Um dado que merece atenção, principalmente num cenário em que o custo de vida continua pesando no bolso do consumidor.
Do lado bom da história, gasolina e passagens aéreas ficaram mais baratas, com quedas de 1,71% e 11,99%, respectivamente.
Alívio nos combustíveis e nas viagens, ainda que momentâneo.
Nos alimentos, o ritmo de aumento também perdeu força.
Mas nem tudo são flores: o café moído, paixão nacional, segue subindo firme — 4,57% só em maio.
A inflação desacelera, mas o café segue acelerado.
Abril histórico
O mercado de trabalho formal teve um abril histórico no Brasil. Foram mais de 257 mil novas vagas com carteira assinada, o melhor resultado para o mês desde o início da série do Novo Caged, em 2020.
E sabe a melhor?
A Bahia acompanhou essa tendência positiva.
O estado registrou 14.353 novos postos formais, número quatro vezes maior do que o observado em março e também superior ao de abril do ano passado.
Com esse desempenho, a Bahia ficou em sexto lugar no ranking nacional, atrás apenas de São Paulo, Minas, Rio de Janeiro, Paraná e Goiás.
O setor de serviços foi o principal motor do crescimento, respondendo por mais da metade das vagas abertas no estado (7.850).
Na sequência, vieram a indústria (2.712), a construção civil (2.304) e o comércio, incluindo a reparação de veículos e motocicletas (1.982).
No entanto, a agropecuária andou na contramão.

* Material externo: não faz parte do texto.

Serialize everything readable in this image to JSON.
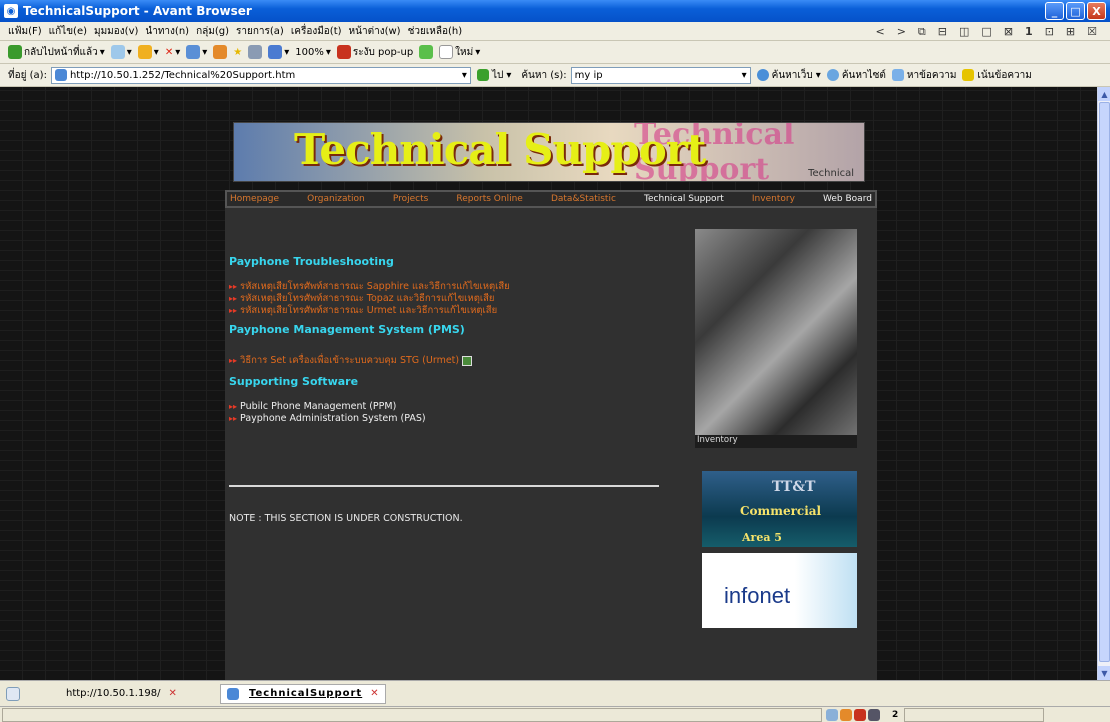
{
  "window": {
    "title": "TechnicalSupport - Avant Browser",
    "min": "_",
    "max": "□",
    "close": "X"
  },
  "menu": [
    "แฟ้ม(F)",
    "แก้ไข(e)",
    "มุมมอง(v)",
    "นำทาง(n)",
    "กลุ่ม(g)",
    "รายการ(a)",
    "เครื่องมือ(t)",
    "หน้าต่าง(w)",
    "ช่วยเหลือ(h)"
  ],
  "menu_icons": [
    "<",
    ">",
    "⧉",
    "⊟",
    "◫",
    "□",
    "⊠",
    "1",
    "⊡",
    "⊞",
    "☒"
  ],
  "toolbar": {
    "back": "กลับไปหน้าที่แล้ว",
    "zoom": "100%",
    "popup": "ระงับ pop-up",
    "new": "ใหม่"
  },
  "address": {
    "label": "ที่อยู่ (a):",
    "url": "http://10.50.1.252/Technical%20Support.htm",
    "go": "ไป",
    "search_label": "ค้นหา (s):",
    "search_value": "my ip",
    "search_web": "ค้นหาเว็บ",
    "search_site": "ค้นหาไซต์",
    "find": "หาข้อความ",
    "highlight": "เน้นข้อความ"
  },
  "page": {
    "banner_title": "Technical Support",
    "banner_ghost": "Technical Support",
    "banner_sub": "Technical",
    "nav": [
      "Homepage",
      "Organization",
      "Projects",
      "Reports Online",
      "Data&Statistic",
      "Technical Support",
      "Inventory",
      "Web Board"
    ],
    "h_payphone": "Payphone Troubleshooting",
    "payphone_links": [
      "รหัสเหตุเสียโทรศัพท์สาธารณะ Sapphire และวิธีการแก้ไขเหตุเสีย",
      "รหัสเหตุเสียโทรศัพท์สาธารณะ Topaz และวิธีการแก้ไขเหตุเสีย",
      "รหัสเหตุเสียโทรศัพท์สาธารณะ Urmet และวิธีการแก้ไขเหตุเสีย"
    ],
    "h_pms": "Payphone Management System (PMS)",
    "pms_link": "วิธีการ Set เครื่องเพื่อเข้าระบบควบคุม STG (Urmet)",
    "h_software": "Supporting Software",
    "software_links": [
      "Pubilc Phone Management (PPM)",
      "Payphone Administration System (PAS)"
    ],
    "note": "NOTE : THIS SECTION IS UNDER CONSTRUCTION.",
    "inventory": "Inventory",
    "tt_logo": "TT&T",
    "tt_commercial": "Commercial",
    "tt_area": "Area 5",
    "infonet": "infonet"
  },
  "tabs": [
    {
      "label": "http://10.50.1.198/"
    },
    {
      "label": "TechnicalSupport"
    }
  ],
  "status": {
    "num": "2"
  }
}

O setor eliminou 495 postos de trabalho, sinalizando fragilidade em uma área estratégica para a economia baiana, especialmente no interior.
A coluna A SEMANA é publicada aos sábados. O espaço traz um resumo das notícias mais importantes da semana, sempre com um tom mais crítico e analítico. Além da indústria, aborda temas como o comércio, turismo, agro, tecnologia, política, educação, dentre outros. O objetivo é contribuir para formar opinião, esclarecer fatos, desmentir outros, e deixar você ainda mais informado.